Keyless entry fobs result in rash of vehicle thefts


I can't say I understand this 100% (Score: 1)

by on 2015-05-11 16:49 (#8TZY)

Ok, the car sends constantly some kind of 'hello' signal. Usually it has a reach of 30cm. Fine. The amplifier increases signal tremendously... understood. But now the key has to 'answer'. And its signal is not amplifies. So how far away its signal can be detected by the car? And where is the problem to limit this reach to perhaps 1m? Then the thieves you need two amplifier... And a way to get close to the key without the owner noticing it.

Re: I can't say I understand this 100% (Score: 1)

by on 2015-05-11 19:00 (#8V64)

No doubt the signal boosters/amplifiers in question are bi-directional.
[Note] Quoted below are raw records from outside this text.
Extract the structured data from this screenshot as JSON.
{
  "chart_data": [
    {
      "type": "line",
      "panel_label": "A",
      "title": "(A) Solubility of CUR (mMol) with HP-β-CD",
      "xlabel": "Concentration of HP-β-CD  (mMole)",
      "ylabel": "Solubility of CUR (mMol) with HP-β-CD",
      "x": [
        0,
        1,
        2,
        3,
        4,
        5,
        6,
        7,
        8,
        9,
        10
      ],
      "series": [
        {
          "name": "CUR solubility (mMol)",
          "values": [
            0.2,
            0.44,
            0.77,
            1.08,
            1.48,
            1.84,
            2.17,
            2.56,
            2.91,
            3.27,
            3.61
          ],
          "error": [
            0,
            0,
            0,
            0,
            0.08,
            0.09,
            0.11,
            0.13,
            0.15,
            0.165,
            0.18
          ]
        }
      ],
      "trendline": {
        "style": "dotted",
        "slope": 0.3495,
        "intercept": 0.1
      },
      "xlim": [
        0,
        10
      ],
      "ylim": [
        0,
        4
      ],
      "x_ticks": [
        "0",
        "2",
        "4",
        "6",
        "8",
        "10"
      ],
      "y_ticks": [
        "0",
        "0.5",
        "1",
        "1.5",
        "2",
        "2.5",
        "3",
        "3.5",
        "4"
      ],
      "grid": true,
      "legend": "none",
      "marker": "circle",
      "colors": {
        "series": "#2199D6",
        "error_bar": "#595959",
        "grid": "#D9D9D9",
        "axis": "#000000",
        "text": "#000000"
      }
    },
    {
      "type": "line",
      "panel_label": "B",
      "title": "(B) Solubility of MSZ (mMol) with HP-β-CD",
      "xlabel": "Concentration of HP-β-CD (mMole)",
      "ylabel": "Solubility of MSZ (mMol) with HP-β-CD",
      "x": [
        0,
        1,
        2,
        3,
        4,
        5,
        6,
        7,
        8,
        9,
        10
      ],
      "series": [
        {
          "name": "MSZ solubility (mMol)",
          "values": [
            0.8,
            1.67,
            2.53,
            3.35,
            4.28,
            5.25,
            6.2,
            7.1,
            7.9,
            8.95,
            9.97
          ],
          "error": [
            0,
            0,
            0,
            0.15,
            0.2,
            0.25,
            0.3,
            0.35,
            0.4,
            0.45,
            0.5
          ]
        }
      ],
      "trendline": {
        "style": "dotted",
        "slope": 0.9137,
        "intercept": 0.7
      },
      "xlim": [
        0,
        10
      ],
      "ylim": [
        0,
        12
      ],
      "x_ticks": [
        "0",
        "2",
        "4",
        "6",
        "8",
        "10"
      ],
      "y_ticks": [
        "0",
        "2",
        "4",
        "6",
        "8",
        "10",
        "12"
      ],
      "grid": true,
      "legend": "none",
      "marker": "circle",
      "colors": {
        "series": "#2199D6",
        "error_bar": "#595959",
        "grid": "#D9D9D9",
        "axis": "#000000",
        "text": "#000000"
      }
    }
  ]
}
There is no way for a radio signal to be limited to any specific range. The typical working distance is based on the common antenna configuration(s). Using a highly directional (high gain) antenna, you can reach a signal from many times further away than it was ever designed for. For example, how many people are stealing distant neighbor's WiFi, thanks to a Pringles cantenna, or similar?

Re: I can't say I understand this 100% (Score: 1)

by on 2015-05-11 20:38 (#8VC1)

Sure, the amplifiers are bi-directional, but even such amplifiers have limits. If the normals distance is 30cm, you go within the 30cm range of the car and maybe amplify it to 100m. No problem. This I understood. But an amplifier can only boost what is receives. How far are key/car usually apart. when the car is parked and the owner at home? 20m? 40m? You say there is no way to limit a radio signal to a specific range. Of course not. But when the strength of the key signal is too weak to be detected by the amplifier in 1m distance, it effectively is limited. So, why is the signal strength of the key so strong, that the amplifier can receive and amplify its answer over such a large distance?